Perrin lächelte und versetzte sich an die Stelle. Der noch immer blutende verletzte Wolf lag neben dem Gegenstand. Es war offensichtlich eine Art Ter’angreal. Es schien aus Dutzenden drahtähnlichen Eisenfäden zu bestehen, die man wie einen Zopf miteinander verflochten hatte. Etwa zwei Handspannen lang war es mit der Spitze zuerst in den weichen Boden getrieben worden.

Perrin zog es heraus. Die Kuppel verschwand nicht. Er drehte den Nagel in der Hand herum, hatte aber nicht die geringste Idee, wie er die Kuppel zerstören sollte. Mit Willenskraft veranlasste er seinen Fund, sich in etwas anderes zu verwandeln, einen Stock, aber zu seiner Überraschung wehrte der Gegenstand ihn ab. Er schien seinen Verstand in der Tat wegzudrücken.

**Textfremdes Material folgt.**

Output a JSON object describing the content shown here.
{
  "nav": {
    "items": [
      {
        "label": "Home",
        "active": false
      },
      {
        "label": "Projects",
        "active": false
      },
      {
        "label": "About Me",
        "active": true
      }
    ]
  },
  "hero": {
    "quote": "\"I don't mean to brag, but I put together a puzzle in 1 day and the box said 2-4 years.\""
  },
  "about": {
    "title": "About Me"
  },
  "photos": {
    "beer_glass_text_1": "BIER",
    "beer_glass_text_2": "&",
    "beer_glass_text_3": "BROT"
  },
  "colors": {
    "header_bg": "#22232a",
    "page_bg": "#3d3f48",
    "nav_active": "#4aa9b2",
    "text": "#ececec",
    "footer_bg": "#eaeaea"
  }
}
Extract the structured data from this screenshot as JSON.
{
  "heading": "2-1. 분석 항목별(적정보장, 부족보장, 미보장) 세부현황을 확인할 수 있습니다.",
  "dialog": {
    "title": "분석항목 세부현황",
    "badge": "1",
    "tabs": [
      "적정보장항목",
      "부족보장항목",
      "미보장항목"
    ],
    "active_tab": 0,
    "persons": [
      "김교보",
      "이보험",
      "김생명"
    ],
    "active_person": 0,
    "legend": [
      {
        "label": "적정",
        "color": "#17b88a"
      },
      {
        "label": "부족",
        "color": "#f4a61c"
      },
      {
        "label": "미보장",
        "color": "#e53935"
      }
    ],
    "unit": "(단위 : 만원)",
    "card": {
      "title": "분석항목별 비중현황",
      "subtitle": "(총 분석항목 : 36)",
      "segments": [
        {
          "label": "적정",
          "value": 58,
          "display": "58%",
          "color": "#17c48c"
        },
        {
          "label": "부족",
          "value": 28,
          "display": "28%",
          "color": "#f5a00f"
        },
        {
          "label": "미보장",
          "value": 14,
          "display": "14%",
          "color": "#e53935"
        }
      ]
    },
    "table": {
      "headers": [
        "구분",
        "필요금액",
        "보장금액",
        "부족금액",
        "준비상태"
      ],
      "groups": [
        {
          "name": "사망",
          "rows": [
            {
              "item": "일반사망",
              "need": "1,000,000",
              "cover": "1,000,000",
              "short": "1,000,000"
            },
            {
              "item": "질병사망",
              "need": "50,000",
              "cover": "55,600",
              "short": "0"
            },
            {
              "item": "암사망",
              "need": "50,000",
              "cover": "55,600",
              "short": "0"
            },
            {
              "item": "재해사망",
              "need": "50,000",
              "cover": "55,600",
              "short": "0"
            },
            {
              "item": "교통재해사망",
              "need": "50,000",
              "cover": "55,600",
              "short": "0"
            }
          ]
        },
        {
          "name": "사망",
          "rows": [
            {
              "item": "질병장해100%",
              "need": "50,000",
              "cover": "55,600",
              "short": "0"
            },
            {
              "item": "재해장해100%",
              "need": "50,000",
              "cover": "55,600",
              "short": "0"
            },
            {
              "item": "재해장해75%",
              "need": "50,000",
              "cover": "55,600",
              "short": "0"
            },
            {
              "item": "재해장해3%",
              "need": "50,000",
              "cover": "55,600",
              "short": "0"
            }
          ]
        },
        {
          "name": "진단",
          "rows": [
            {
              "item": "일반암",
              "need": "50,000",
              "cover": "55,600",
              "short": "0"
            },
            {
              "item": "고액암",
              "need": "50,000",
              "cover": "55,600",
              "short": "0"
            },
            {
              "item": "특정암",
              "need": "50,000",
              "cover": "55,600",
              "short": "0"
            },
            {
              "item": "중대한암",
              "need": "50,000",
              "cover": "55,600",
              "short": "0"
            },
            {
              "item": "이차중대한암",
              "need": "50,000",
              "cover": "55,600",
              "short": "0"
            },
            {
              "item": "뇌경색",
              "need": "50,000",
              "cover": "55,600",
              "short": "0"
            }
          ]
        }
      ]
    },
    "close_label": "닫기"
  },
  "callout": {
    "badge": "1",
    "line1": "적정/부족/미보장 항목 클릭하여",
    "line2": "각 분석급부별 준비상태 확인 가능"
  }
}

Er befindet sich real hier, übermittelte Funke. Die Botschaft schien etwas erklären zu wollen, dass dieser Gegenstand irgendwie realer als die meisten Dinge in der Traumwelt war.

Perrin hatte keine Zeit, sich lange darüber Gedanken zu machen. Sein dringlichstes Ziel bestand darin, falls möglich die Kuppel zu bewegen, fort von der Stelle, an der seine Leute lagerten. Er versetzte sich an den Ort, an dem er die Kuppel betreten hatte.

Wie erhofft bewegte sich der Mittelpunkt der Kuppel mit ihm. Er befand sich jetzt dort, wo er sie betreten hatte, aber die Wand hatte ihre Position verändert; die genaue Mitte der Kuppel entsprach nun Perrins neuem Standort. Noch immer dominierte sie den Himmel und erstreckte sich weit in jede Richtung.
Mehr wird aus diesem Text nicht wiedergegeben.